Bis hierhin mein kleiner Überblick, der zeigt, wie komplex das Verhältnis dieser Gemeinde mit der Kriegsvergangenheit ist. Nun wissen wir, dass diese Dynamik, welche die Erinnerung fördert, Identitätsfragen mit der Figur des Überlebenden verknüpft und das soziale Gefüge weiter stärkt, auch das Aufkommen und die Bearbeitung jener intimen Erinnerungen ermöglichen könnte, die nie geteilt worden sind, obwohl der Wunsch danach besteht. Die Gemeinde könnte Orte schaffen, an denen diese Leidenserinnerungen mitgeteilt werden, die sich von den bereits etablierten Gedenkfeiern und anderen institutionell verankerten Aktivitäten unterscheiden. Damit würden die schmerzhaften Erfahrungen von einer noch größeren Anzahl von Bewohner*innen anerkannt und gewürdigt werden. Daran müssen die jungen Menschen, die in Zukunft die Geschicke des Landes lenken werden, angemessen beteiligt werden, da die Vergangenheit auch Auswirkungen auf sie selbst und ihre Erinnerungen hat. Dafür müssen konkrete Maß-nahmen ergriffen werden, um einen Raum zu schaffen, in dem unter-schiedliche Erinnerungen zwischen den verschiedenen Generationen zusammengebracht werden und der Dialog unter-einander gefördert wird (die gemeindebasierte Psychologie und verwandte Disziplinen können viel dazu beitragen). Nur so, mit einem weiten Blick, kann ein vollständigerer Heilungsprozess der Vergangenheit erreicht werden, und das betrifft uns alle, obwohl uns dies oft nicht bewusst ist. Es liegt an uns, uns der Vergangenheit zu stellen und uns mit ihr zu versöhnen.

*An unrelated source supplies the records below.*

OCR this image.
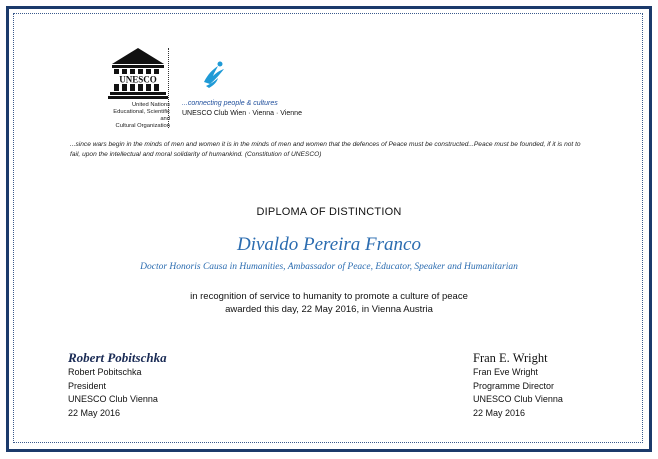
UNESCO
United Nations
Educational, Scientific and
Cultural Organization
...connecting people & cultures
UNESCO Club Wien · Vienna · Vienne
...since wars begin in the minds of men and women it is in the minds of men and women that the defences of Peace must be constructed...Peace must be founded, if it is not to fail, upon the intellectual and moral solidarity of humankind. (Constitution of UNESCO)
DIPLOMA OF DISTINCTION
Divaldo Pereira Franco
Doctor Honoris Causa in Humanities, Ambassador of Peace, Educator, Speaker and Humanitarian
in recognition of service to humanity to promote a culture of peace
awarded this day, 22 May 2016, in Vienna Austria
Robert Pobitschka
Robert Pobitschka
President
UNESCO Club Vienna
22 May 2016
Fran E. Wright
Fran Eve Wright
Programme Director
UNESCO Club Vienna
22 May 2016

Eine junge Frau aus Nueva Trinidad macht es uns bereits vor: Glaubst du, dass der bewaffnete Konflikt auch in deiner Zukunft eine Rolle spielt? Das wird immer in mir drin sein, auch wenn sich Form und Bedeutung vielleicht verändern. Würdest du, wenn du könntest, dich dessen entledigen? Nein, denn es ist Teil meiner Herkunft, von mir und meiner Geschichte. Ich würde es eher verändern, als eine Erfahrung nehmen, als Geschichte meiner Familie, meiner Gemeinde. Und dies immer präsent haben und stolz auf den ganzen Prozess sein, den meine Familie erlebt hat, und darauf, was wir alles geschafft haben. Ja, vor allem das. Aber ich würde es nicht vergessen und auch nicht loswerden wollen, denn es ist Teil meiner Identität. (19-jährige Tochter einer ehemaligen Geflüchteten).